Bunu “Alevi katliamı” gibi algılamak ve yansıtmak önce tarihi gerçeklere, sonra da vicdana terstir.
Bazıları da “Türkçe şiir” yazdığı gerekçesiyle Şah İsmail’e daha yakın, “Farsça şiir”yazdığı için Yavuz’a daha uzak dururlar… Bu yaklaşımın da gerçeklerle ilgisi bulunmamaktadır. Neden derseniz, o dönem, dil ayırımının belirleyici olmadığı bir dönemdir. Zaten Osmanlıca, Arapça-Farsça ve Türkçe karışımı bir dildir.

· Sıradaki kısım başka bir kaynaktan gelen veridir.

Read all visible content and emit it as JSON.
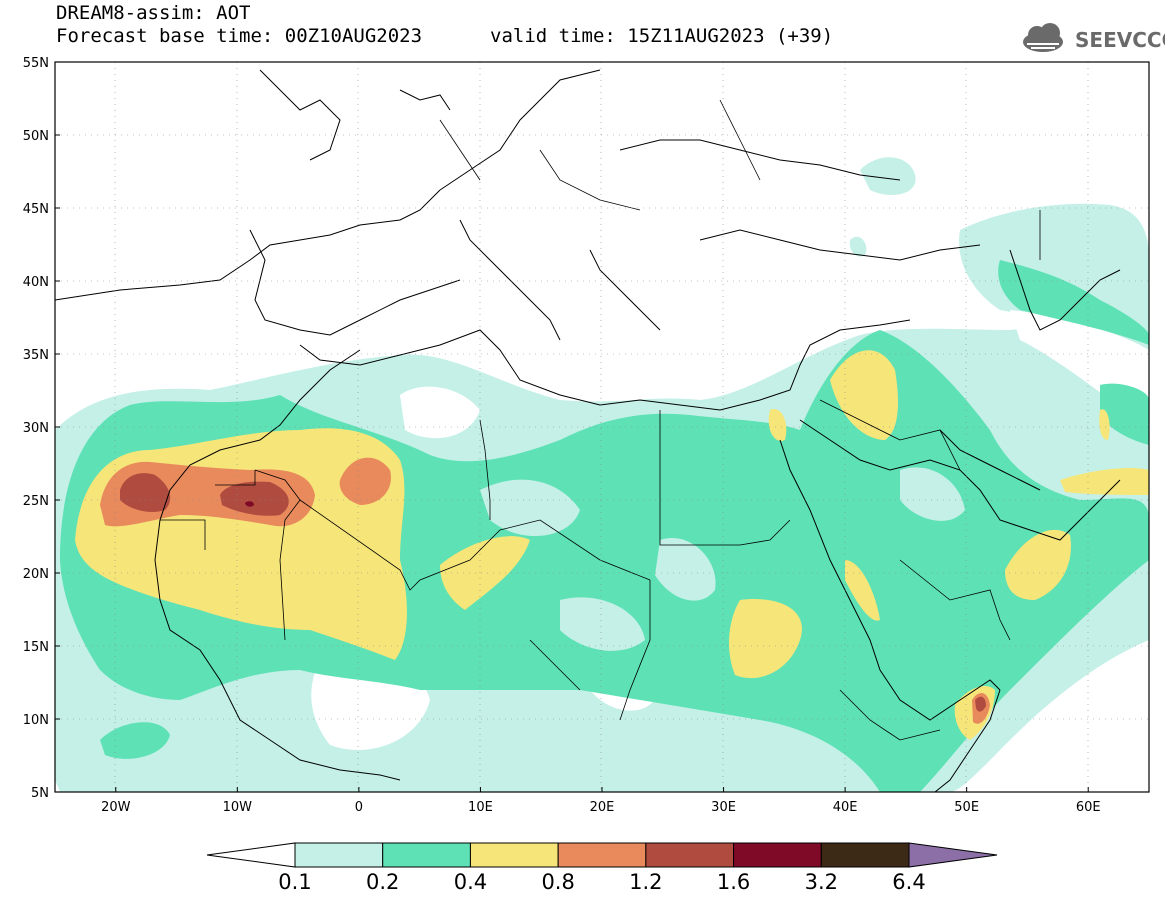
{
  "header": {
    "title": "DREAM8-assim: AOT",
    "base_time": "Forecast base time: 00Z10AUG2023",
    "valid_time": "valid time: 15Z11AUG2023 (+39)",
    "logo_text": "SEEVCCC"
  },
  "map": {
    "lon_range": [
      -25,
      65
    ],
    "lat_range": [
      5,
      55
    ],
    "lat_labels": [
      "55N",
      "50N",
      "45N",
      "40N",
      "35N",
      "30N",
      "25N",
      "20N",
      "15N",
      "10N",
      "5N"
    ],
    "lon_labels": [
      "20W",
      "10W",
      "0",
      "10E",
      "20E",
      "30E",
      "40E",
      "50E",
      "60E"
    ]
  },
  "legend": {
    "thresholds": [
      "0.1",
      "0.2",
      "0.4",
      "0.8",
      "1.2",
      "1.6",
      "3.2",
      "6.4"
    ],
    "colors": [
      "#ffffff",
      "#c4f0e7",
      "#5de1b5",
      "#f6e67a",
      "#e98a5d",
      "#b04c3f",
      "#7e0a27",
      "#3c2a17",
      "#8b6fa6"
    ]
  },
  "colors": {
    "aot_0_1": "#c4f0e7",
    "aot_0_2": "#5de1b5",
    "aot_0_4": "#f6e67a",
    "aot_0_8": "#e98a5d",
    "aot_1_2": "#b04c3f",
    "aot_1_6": "#7e0a27"
  }
}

“Türkçe’yi kurtarmak” ya da Alevi kardeşlerimizi memnun etmek için çaba harcarken,Yavuz’a ve tarihe haksızlık ettiğimizi dikkate almak zorundayız.
Yavuz’u “katliamcı” gibi göstermenin tarihi sorumluluğunu kimse kaldıramaz!
Tarihe günün şartlarından, hele de “moda” akımlarından yaklaşmak, tarihi “tağyir”, “tahrif”, hatta “tahrip” eder.
Tarihçi kimseyi mutlu yahut tedirgin etmekle görevli değildir. Görevi tarihi gerçeklerle buluşup halkını yüzleştirmektir. Bu kadar!